The world's top technology companies have begun responding to the huge Wi-Fi vulnerability detected earlier this week.
Microsoft has already patched things up, the company confirmed, as Windows users with automatic updates turned on have received the security patch on October 10th. If you don't have automatic updates turned on, you might want to look for the patch on this link.
Google has promised a fix in the coming weeks, saying Pixel devices will be the first ones to get secured on November 6. Security researchers say older models will take much, much more time.
As for Apple's operating systems, it confirmed to The Verge that the fix is coming in a beta version of the current operating systems, and that it should go live in a few weeks.

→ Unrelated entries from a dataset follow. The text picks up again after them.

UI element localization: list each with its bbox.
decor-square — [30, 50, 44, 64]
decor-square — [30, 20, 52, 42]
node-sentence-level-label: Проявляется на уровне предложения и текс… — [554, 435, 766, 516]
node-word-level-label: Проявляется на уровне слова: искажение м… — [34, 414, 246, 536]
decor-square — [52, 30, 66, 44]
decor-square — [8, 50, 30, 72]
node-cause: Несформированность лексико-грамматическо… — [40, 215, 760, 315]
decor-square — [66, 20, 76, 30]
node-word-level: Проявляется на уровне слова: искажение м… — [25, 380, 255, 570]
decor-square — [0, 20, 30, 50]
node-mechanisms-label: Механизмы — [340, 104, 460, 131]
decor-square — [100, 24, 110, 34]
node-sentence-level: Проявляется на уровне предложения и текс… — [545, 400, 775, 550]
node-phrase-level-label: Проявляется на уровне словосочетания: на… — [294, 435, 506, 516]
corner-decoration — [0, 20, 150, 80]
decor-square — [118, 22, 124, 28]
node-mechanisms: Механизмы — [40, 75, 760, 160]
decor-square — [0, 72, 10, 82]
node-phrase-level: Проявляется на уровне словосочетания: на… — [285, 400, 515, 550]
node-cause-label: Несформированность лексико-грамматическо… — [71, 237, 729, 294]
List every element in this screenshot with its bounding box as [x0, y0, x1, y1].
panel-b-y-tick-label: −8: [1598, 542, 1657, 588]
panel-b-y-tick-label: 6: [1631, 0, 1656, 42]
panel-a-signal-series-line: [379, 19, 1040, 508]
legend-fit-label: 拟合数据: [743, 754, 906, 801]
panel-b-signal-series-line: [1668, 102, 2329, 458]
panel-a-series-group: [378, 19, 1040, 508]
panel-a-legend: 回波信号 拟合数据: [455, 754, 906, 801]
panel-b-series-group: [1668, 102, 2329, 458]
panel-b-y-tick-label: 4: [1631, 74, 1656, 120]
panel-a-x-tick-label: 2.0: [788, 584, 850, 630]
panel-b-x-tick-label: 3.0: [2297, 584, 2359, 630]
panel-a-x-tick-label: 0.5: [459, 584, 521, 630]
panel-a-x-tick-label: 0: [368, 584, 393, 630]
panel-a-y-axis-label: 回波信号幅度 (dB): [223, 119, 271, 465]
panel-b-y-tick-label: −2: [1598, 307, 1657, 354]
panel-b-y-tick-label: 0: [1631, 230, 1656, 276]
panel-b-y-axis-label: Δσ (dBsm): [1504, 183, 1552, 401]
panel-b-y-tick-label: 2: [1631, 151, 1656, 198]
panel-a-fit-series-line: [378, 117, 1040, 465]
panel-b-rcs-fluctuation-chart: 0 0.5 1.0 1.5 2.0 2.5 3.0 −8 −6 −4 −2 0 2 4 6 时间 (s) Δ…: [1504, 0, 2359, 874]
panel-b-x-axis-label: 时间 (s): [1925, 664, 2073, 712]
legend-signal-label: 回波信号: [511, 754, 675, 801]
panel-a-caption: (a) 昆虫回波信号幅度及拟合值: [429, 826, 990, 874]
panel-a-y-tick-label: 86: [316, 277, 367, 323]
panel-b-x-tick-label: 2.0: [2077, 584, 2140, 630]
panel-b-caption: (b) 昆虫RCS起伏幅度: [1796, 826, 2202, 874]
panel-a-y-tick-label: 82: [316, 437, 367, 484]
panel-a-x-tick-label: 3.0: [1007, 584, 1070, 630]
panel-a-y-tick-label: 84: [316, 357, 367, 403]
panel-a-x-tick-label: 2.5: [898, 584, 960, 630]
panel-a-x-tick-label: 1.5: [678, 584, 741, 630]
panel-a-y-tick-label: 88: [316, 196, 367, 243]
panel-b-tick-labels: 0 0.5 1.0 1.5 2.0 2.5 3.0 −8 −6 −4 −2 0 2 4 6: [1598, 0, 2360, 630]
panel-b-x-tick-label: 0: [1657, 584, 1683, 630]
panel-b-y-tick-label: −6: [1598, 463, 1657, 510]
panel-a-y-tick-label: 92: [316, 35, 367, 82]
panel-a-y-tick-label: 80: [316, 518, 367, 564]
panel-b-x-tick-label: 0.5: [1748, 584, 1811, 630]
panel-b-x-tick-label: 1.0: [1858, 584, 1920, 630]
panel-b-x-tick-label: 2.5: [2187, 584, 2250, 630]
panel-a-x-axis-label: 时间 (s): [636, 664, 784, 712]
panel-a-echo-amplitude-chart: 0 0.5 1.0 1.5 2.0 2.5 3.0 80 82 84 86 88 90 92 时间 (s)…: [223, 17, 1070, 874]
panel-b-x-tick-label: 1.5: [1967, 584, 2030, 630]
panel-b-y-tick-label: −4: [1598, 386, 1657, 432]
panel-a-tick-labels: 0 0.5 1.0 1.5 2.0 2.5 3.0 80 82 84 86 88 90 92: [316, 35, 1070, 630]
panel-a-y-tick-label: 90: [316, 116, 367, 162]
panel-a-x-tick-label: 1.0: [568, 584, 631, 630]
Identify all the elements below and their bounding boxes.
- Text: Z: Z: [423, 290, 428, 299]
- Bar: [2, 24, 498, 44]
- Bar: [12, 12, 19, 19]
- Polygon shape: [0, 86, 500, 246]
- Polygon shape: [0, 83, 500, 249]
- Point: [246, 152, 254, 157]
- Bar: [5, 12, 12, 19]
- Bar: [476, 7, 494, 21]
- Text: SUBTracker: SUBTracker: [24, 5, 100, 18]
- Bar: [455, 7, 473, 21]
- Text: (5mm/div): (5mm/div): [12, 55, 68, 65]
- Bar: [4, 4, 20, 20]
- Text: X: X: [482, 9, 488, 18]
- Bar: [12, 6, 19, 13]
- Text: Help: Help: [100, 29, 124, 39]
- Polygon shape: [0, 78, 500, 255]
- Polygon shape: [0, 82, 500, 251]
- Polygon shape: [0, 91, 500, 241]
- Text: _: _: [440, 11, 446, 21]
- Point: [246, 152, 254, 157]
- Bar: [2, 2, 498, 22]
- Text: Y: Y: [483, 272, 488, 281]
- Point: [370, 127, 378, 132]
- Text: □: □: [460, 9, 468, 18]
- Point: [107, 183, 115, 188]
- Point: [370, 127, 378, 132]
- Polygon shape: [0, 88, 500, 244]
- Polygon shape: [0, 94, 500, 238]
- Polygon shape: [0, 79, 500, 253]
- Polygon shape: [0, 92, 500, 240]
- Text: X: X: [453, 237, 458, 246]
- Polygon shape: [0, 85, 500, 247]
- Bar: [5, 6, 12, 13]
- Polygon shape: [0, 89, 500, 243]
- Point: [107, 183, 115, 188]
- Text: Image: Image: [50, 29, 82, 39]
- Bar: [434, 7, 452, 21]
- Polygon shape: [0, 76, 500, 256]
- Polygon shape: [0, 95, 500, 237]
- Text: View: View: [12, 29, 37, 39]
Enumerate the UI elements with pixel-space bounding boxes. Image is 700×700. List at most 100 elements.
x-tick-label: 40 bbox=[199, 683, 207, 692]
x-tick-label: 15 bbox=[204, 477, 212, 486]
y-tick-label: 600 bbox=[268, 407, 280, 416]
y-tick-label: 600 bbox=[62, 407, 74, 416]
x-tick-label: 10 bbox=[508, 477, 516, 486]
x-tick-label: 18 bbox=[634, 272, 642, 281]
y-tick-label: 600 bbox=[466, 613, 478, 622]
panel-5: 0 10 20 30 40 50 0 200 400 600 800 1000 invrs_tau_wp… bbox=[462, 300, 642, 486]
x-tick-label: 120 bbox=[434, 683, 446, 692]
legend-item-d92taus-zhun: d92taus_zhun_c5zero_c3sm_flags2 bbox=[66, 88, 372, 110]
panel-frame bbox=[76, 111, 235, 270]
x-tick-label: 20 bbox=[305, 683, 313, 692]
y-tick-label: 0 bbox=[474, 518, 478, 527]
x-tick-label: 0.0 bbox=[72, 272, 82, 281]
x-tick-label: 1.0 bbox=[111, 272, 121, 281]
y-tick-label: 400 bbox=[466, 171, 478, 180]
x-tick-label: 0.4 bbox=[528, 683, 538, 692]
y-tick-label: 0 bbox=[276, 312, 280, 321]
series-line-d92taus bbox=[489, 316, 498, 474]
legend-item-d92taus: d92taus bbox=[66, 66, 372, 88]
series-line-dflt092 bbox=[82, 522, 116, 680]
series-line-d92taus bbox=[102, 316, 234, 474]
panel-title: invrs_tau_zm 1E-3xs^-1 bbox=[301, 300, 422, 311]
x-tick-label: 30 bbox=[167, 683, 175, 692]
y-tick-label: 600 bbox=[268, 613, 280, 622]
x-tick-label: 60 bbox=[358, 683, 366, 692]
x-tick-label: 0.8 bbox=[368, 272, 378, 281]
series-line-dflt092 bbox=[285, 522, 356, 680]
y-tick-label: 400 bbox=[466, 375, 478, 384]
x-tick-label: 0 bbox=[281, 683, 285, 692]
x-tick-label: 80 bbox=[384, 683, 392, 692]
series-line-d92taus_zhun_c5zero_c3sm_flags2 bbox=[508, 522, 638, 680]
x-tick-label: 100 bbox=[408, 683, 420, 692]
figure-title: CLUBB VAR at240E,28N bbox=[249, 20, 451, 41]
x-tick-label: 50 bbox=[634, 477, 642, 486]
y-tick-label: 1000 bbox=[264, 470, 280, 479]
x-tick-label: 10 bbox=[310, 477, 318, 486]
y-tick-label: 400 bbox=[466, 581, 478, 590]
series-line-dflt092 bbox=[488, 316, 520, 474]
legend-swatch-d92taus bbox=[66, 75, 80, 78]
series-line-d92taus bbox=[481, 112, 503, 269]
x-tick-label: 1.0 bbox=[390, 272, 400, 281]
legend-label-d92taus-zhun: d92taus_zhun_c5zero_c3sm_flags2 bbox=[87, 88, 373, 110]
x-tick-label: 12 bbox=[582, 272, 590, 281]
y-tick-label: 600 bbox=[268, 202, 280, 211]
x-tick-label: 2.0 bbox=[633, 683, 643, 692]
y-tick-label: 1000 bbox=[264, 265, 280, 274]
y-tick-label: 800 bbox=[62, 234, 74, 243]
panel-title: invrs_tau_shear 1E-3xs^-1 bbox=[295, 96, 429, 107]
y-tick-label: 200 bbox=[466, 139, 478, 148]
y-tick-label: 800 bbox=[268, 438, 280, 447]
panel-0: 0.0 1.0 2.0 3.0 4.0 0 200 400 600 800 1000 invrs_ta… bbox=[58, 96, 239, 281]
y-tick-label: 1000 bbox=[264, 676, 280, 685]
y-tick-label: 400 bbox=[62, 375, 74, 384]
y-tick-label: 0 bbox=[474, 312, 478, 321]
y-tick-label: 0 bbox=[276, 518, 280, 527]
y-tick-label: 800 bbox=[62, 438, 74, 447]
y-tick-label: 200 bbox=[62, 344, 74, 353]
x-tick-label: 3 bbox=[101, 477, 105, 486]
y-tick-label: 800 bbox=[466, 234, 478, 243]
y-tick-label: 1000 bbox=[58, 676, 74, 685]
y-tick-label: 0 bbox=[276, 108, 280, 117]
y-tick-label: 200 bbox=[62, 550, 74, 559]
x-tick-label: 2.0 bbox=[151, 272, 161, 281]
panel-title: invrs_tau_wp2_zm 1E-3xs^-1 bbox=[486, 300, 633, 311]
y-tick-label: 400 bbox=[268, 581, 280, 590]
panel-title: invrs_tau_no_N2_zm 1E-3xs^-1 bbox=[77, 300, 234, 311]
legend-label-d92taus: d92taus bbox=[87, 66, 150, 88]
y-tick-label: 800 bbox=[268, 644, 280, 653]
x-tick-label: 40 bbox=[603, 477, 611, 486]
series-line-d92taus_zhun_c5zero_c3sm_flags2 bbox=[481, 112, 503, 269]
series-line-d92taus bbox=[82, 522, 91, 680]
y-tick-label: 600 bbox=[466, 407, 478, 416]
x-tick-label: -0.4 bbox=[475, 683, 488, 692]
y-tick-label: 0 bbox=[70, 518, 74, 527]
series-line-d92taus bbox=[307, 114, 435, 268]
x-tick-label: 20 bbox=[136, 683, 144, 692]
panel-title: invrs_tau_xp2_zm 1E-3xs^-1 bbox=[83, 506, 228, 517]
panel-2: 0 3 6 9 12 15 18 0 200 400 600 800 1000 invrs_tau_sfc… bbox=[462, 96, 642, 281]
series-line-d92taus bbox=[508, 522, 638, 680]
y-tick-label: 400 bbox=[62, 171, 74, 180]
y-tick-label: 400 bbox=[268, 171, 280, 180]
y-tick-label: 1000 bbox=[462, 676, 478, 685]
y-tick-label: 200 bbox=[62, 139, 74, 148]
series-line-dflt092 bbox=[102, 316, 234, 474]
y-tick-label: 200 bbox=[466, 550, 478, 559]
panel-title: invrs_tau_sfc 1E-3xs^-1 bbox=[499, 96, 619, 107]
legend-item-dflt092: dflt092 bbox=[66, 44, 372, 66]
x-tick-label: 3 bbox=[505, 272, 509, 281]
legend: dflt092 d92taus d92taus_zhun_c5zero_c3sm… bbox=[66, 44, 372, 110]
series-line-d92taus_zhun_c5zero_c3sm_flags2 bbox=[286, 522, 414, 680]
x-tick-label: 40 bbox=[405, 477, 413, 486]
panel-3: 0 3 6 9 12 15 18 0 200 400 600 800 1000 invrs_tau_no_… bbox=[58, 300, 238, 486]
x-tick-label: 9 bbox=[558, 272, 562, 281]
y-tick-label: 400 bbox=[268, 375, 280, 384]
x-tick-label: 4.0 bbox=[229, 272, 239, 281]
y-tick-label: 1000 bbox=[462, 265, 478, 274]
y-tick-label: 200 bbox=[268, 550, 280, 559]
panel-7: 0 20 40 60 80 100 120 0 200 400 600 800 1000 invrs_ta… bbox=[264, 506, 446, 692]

The Wi-Fi Alliance, a network of companies responsible for Wi-Fi, said: “This issue can be resolved through straightforward software updates, and the Wi-Fi industry, including major platform providers, has already started deploying patches to Wi-Fi users.”
“Users can expect all their Wi-Fi devices, whether patched or unpatched, to continue working well together.”
The vulnerability affects nearly all internet-connected devices out there, targeting networks using either WPA or WPA 2 encryption, and potentially allowing attackers to read the traffic going between a device and the wireless access point.
In some cases, it is even possible to modify the ongoing traffic and inject it with malware. Devices running macOS, iOS, Windows, Linux, Android, they're all affected.